Tuesday, December 08, 2020

StorPool deserves an update

StorPool, an European leader in block software-defined storage, joined The IT Press Tour for the second time. The first time was in June 2014 after I discovered the company in 2013 and shared with the world a first blog as nobody heard about them before.

StorPool is a real SDS if you consider my definition: "SDS transforms a rack of (classic and standard) servers (with internal disks) into a large storage farm. You can find on the market block, file or object storage as it is essentially how the storage entity is exposed outside". In other words, take 3 servers, install Linux and StorPool software and you get an high performance and resilient storage array.

The team develops probably one of the most comprehensive distributed block software layer, others are ScaleIO, acquired by EMC, Datera, Kaminario/Silk and more recently Lightbits Labs or Excelero to list a few.

With a minimum if 3 nodes, the team implements a very rich block storage offering:

  • special IP around on-disk format (CoW model with 4k aligned to the page size of Linux), protocols, client layer...
  • exposed as a block device via iSCSI or the StorPool linux client
  • active/active controller, dedicated or shared volumes across applications servers
  • targeting primary storage needs with HDD and flash
  • superior performance vs. local storage
  • ready for bare-metal or cloud-native applications deployed on KVM, Kubernetes, VMware and Hyper-V
  • 3x replication, snapshots, async remote copy and data integrity...
  • "Run from backup" mode and backup streaming
  • a full API REST approach
  • integration with Ansible
  • in decoupled topology or converged mode
  • and an intuitive UI for management and monitoring.

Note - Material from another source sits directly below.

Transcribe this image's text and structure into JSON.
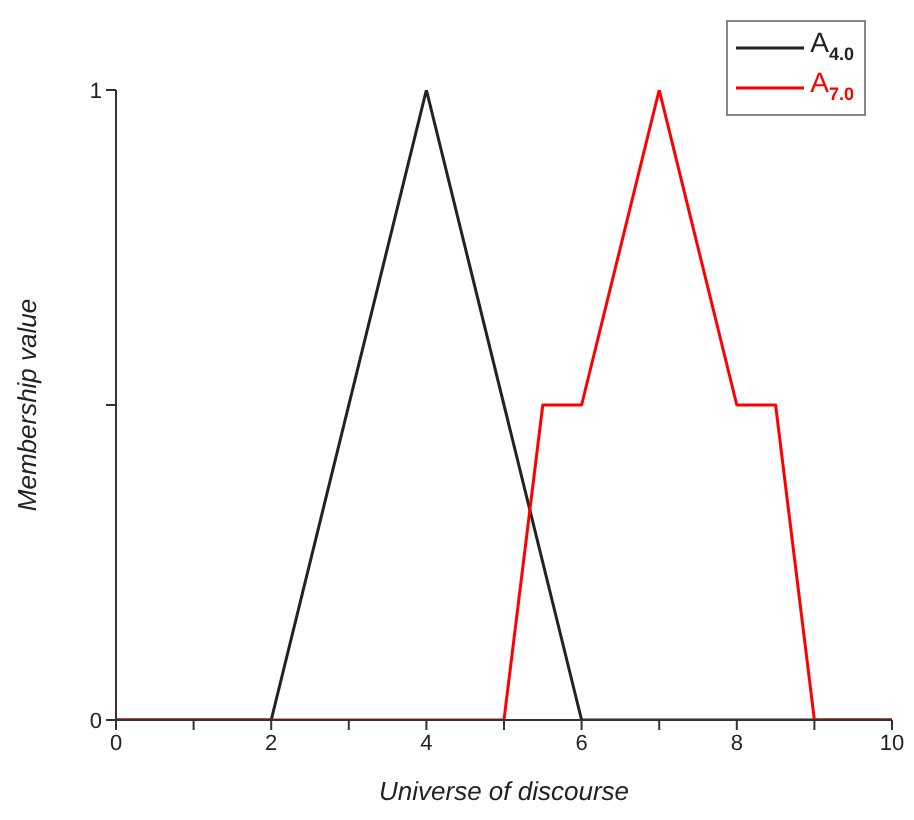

In a nutshell, the product delivers outstanding performance levels, look at these numbers:

  • Latency < 100μs measured at the VM level
  • Throughput > 1M IOPS per server with linearity with 250k IOPS per CPU core

One element that continues to surprise me is that StorPool doesn't support erasure coding but just replication. Replication is a good mechanism, no doubt about it, but erasure coding at large scale and large files is also interesting. It has demonstrated some huge impact and some others players offer this. So it invites me to think about a potential difficulty in their design to add EC or they don't receive such requests. But why? as value is better durability, better storage size efficiency and lower costs. Let's do simple math to compare. If you consider 500TB of usable storage, 3 copies mean 1500TB of raw storage with an overhead of 200% (x3) and an efficiency ratio of 33%. If you compare with EC with 6 data fragments and 2 parities fragments, noted EC 6+2, you obtain 33% overhead and 75% of efficiency. Of course I can even add one more parity to reach 6+3. So it means we can do almost similar durability with just 667TB or 42 HDDs. Let's put price in the equation and consider a common 16TB SATA internal drive on Amazon at $400. The difference in capacity is 833TB (500 x 3 - 500 x 1.33) which represents 52 HDDs and $20,800. And here we don't count the energy, the chassis size or number of nodes... as we reduce by 52 globally the 94 initial drives number (1500 = 94 x 16). The total 1500TB costs here $37,600 dropped to $16,800. With that StorPool would become unbeatable...

The team focuses on performance and achieves impressive numbers available publicly with different benchmark tools and environments. It explains why the adoption is started for a few years confirmed by the profitability of the company.

As a business, StorPool sells via a mix of direct and resellers and the French ISP Iguane Solutions is a customer for instance. This cloud and internet providers represent a key strategic direction for the company for several years and the footprint there is significant.

We'll continue to follow StorPool, again one of the key European storage innovator in block SDS.